Form 706: Reduces the Taxable Estate
Under IRC §2053(a)(2), administration expenses are deductible from the gross estate when computing the taxable estate. The 2026 federal estate tax rate is 40% above the exemption (the One Big Beautiful Bill Act raised the basic exclusion to $15M per individual for deaths after Dec 31, 2025). For taxable estates above the exemption, every dollar of admin expense saves 40 cents in federal estate tax. If the estate is below the exemption (no estate tax owed), the §2053 deduction is worthless — pivot to Form 1041.

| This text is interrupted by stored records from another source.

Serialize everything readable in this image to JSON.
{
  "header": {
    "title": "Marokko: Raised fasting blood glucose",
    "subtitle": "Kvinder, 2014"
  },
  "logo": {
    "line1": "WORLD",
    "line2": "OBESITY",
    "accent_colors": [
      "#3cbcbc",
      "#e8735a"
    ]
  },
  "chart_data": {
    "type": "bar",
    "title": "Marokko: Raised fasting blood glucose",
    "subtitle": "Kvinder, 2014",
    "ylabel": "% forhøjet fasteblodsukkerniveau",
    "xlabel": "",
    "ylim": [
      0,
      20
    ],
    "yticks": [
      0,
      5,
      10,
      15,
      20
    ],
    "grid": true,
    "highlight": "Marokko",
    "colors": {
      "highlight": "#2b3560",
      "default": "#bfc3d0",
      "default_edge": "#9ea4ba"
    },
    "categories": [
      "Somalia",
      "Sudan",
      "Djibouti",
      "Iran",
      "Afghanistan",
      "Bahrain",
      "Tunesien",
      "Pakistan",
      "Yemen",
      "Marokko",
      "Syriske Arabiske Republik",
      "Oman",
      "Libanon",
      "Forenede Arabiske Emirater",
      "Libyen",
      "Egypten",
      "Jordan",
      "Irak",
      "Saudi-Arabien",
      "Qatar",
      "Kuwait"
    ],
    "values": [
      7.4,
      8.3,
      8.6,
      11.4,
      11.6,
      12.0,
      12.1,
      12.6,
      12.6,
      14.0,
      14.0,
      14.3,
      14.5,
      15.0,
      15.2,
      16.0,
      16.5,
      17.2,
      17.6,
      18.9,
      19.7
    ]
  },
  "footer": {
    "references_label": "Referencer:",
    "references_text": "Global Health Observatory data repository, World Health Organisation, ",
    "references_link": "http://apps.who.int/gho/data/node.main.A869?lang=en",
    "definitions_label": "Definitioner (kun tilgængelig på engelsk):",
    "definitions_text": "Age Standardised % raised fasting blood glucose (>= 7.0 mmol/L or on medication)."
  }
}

Form 1041: Reduces Estate Income Tax
Under IRC §212 and Treas Reg §1.642(g)-1, admin expenses can instead be deducted from the estate's income tax return (Form 1041). Estates and non-grantor trusts hit the top 37% federal income bracket at only ~$15,650 of taxable income in 2026 — much faster than individuals. So if the estate generates substantial income during administration (interest, dividends, rental income, sale of appreciated assets), Form 1041 can be the higher-value election. Plus the deduction can flow through to beneficiaries via Schedule K-1 in the estate's final year (excess deductions under §642(h)(2)).
The §642(g) Election Mechanics
The executor must file a written statement waiving the §2053 estate tax deduction in order to take the §212/§162 income tax deduction on Form 1041 (Treas Reg §1.642(g)-1). The waiver is irrevocable once filed. Selling expenses (broker commissions on asset sales) and casualty losses get special treatment — they can be allocated partly to 706 and partly to 1041. The executor can also split admin expenses item-by-item: deduct $40K of legal fees on 706 and $20K on 1041, for example, as long as no dollar is deducted twice.
When Each Election Usually Wins
Choose Form 706 when the taxable estate exceeds the exemption AND the marginal estate-tax rate (40%) exceeds the estate's income tax marginal rate. Choose Form 1041 when the estate is below the estate-tax exemption (no estate tax due), OR when admin expenses exceed taxable-estate excess (i.e., the deduction would otherwise be "wasted"), OR when the estate has high income relative to expenses. Mixed allocation is often best for large estates with both substantial estate tax exposure AND meaningful Form 1041 income — split expenses to absorb both tax bills efficiently.
Last updated May 2026. Sources: IRC §642(g), §2053, §212, Treas Reg §1.642(g)-1, IRS Pub 559.